Baykal depremi

Baykal çıkıp özellikle CHP içinde yaşananları açıkladı diye partililer ateş püskürüyor. 

Bu cevval isimlerin başında gelen Sezgin Tanrıkulu ve Ali Özgündüz Deniz Baykal’ı “mezhepçi” olmakla suçladı bile.

En baba mezhepçiliği aslında kendileri yapan bu isimlerin, Baykal’ı eleştirmesi bir yana, Baykal ne dedi ki bunların tepkisini çekti bir bakmak lazım.

“Halep Sünni şehridir, Esad’a bırakılamaz” demesi CHP’nin eklemlenen isimlerinden “mezhepçi” damgası yemeye yetmiş. Ki Sünni kelimesine takılan bu isimlerin “Şii, Alevi, Selefi, Nusayri” vs sıfatlarını sıklıkla kullandıklarını biliyoruz.

Örnek mi? Baykal bu sözü söyledikten sonra Ali Özgündüz’ün twitter hesabından “Halep halkı Sünni’dir doğru ama selefi ve IŞİD’ci değildir” demesi bir delil. Siz “halk Sünni’dir” dediğinizde “mezhepçilik” yapmıyorsunuz da Baykal “Halep Sünni şehridir” denilince mi “mezhepçi” oluyor.

Ama esas mesele bu değil. Esas Mesele Baykal’ın “fırtına” gibi esen TSK’nın ve dolayısıyla hükümetin PYD’yi vurmasını olumlaması.

Sezgin Tanrıkulu da bu noktada dahil oluyor tartışmaya. “Mezhep kavramlarını kullanarak savaş politikalarını, ölümleri meşrulaştırmak ve buna destek; ne vicdana sığar, ne de siyasi ahlaka uyar” diyerek PYD’nin, dolayısıyla PKK’nın sözcülüğünü yaptığını söylemek sanırım yersiz olmaz.

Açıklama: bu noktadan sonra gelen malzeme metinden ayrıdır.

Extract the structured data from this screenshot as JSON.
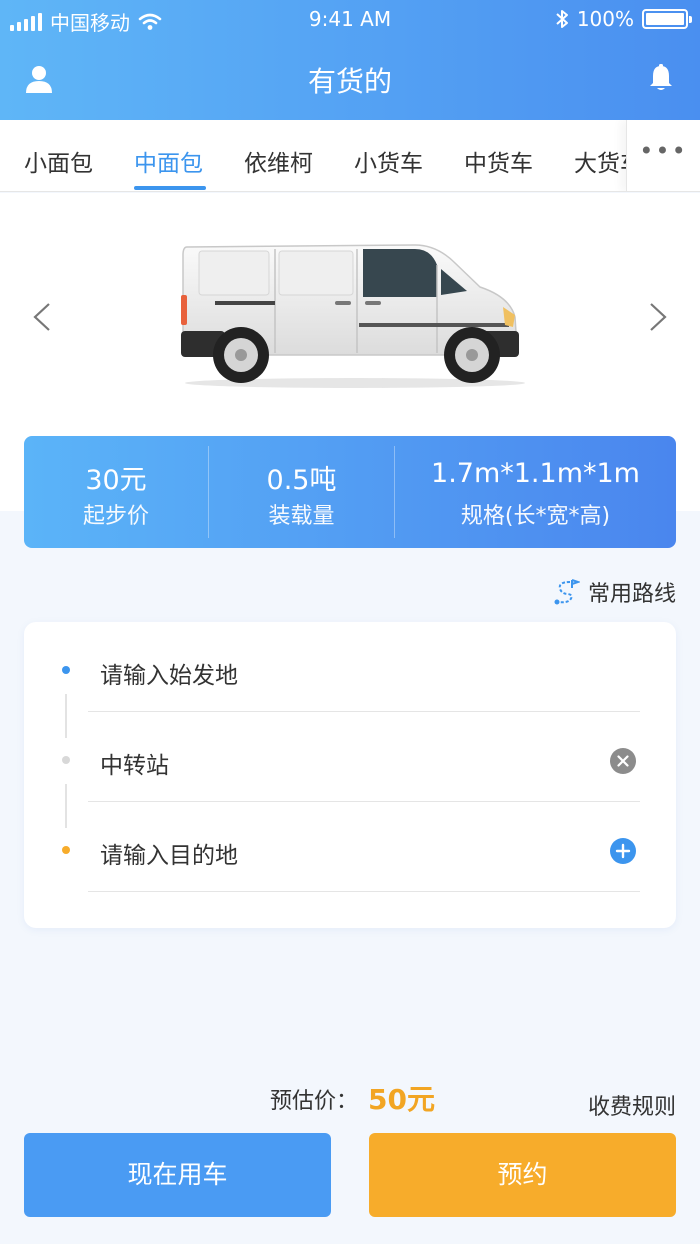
{
  "status_bar": {
    "carrier": "中国移动",
    "time": "9:41 AM",
    "battery": "100%"
  },
  "header": {
    "title": "有货的",
    "left_icon": "user-icon",
    "right_icon": "bell-icon"
  },
  "tabs": {
    "items": [
      "小面包",
      "中面包",
      "依维柯",
      "小货车",
      "中货车",
      "大货车"
    ],
    "active_index": 1,
    "more_label": "•••"
  },
  "vehicle": {
    "image": "white-van",
    "prev_icon": "chevron-left-icon",
    "next_icon": "chevron-right-icon"
  },
  "specs": [
    {
      "value": "30元",
      "label": "起步价"
    },
    {
      "value": "0.5吨",
      "label": "装载量"
    },
    {
      "value": "1.7m*1.1m*1m",
      "label": "规格(长*宽*高)"
    }
  ],
  "common_route": {
    "label": "常用路线",
    "icon": "route-icon"
  },
  "addresses": {
    "origin_placeholder": "请输入始发地",
    "transit": "中转站",
    "destination_placeholder": "请输入目的地"
  },
  "pricing": {
    "label": "预估价：",
    "value": "50元",
    "rules_link": "收费规则"
  },
  "actions": {
    "now_label": "现在用车",
    "book_label": "预约"
  },
  "colors": {
    "primary": "#3c95ee",
    "accent_orange": "#f7ac2b",
    "price_orange": "#f2a523",
    "origin_dot": "#3c95ee",
    "transit_dot": "#d8d8d8",
    "dest_dot": "#f7ac2b"
  }
}
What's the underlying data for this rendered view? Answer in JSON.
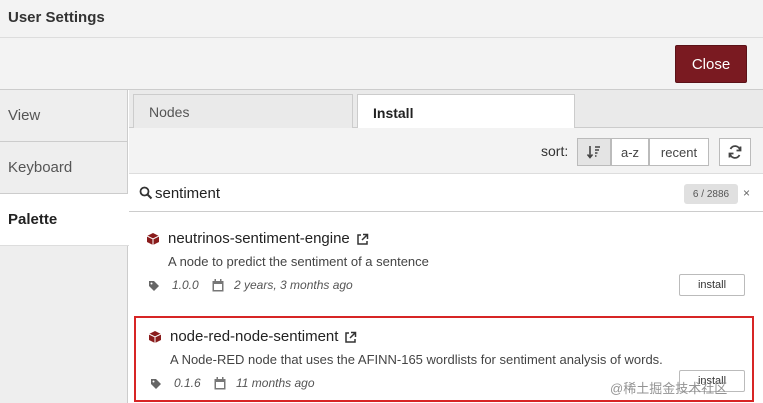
{
  "dialog": {
    "title": "User Settings",
    "close_label": "Close"
  },
  "sidebar": {
    "items": [
      {
        "label": "View"
      },
      {
        "label": "Keyboard"
      },
      {
        "label": "Palette"
      }
    ]
  },
  "tabs": [
    {
      "label": "Nodes"
    },
    {
      "label": "Install"
    }
  ],
  "toolbar": {
    "sort_label": "sort:",
    "sort_options": [
      "a-z",
      "recent"
    ],
    "refresh_icon": "refresh-icon",
    "relevance_icon": "sort-relevance-icon"
  },
  "search": {
    "value": "sentiment",
    "count": "6 / 2886",
    "clear": "×"
  },
  "results": [
    {
      "name": "neutrinos-sentiment-engine",
      "description": "A node to predict the sentiment of a sentence",
      "version": "1.0.0",
      "updated": "2 years, 3 months ago",
      "install_label": "install"
    },
    {
      "name": "node-red-node-sentiment",
      "description": "A Node-RED node that uses the AFINN-165 wordlists for sentiment analysis of words.",
      "version": "0.1.6",
      "updated": "11 months ago",
      "install_label": "install",
      "highlighted": true
    }
  ],
  "watermark": "@稀土掘金技术社区",
  "colors": {
    "accent": "#7a1a21",
    "highlight": "#d72525"
  }
}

Düşünün, Esed’i süklüm püklüm ziyaret eden, eli kanlı diktatörü meşrulaştırmak için ellerinden geleni yapan CHP’nin “yanlış yaptığını” söyleyen, HDP’lileşmekle itham eden Deniz Baykal’a, eski genel başkanları olması nedeniyle sadece “mezhepçi” diyebiliyorlar 

‘HDP’leşen CHP’

Baykal’ın HDP’ye benzemeyi kötü bir şey olarak değerlendirmesi CHP’nin kripto HDP’lileri için tabiî ki büyük aşağılanma olarak algılandı.

Haksız mıydı? Değildi elbette.

7 haziran seçimleri sonrasında “Demitaş’a çak yapan” CHP’li vekil sadece bir örnek değil aynı zamanda Baykal’ın o programda söylediği sözünde delillerinden biri.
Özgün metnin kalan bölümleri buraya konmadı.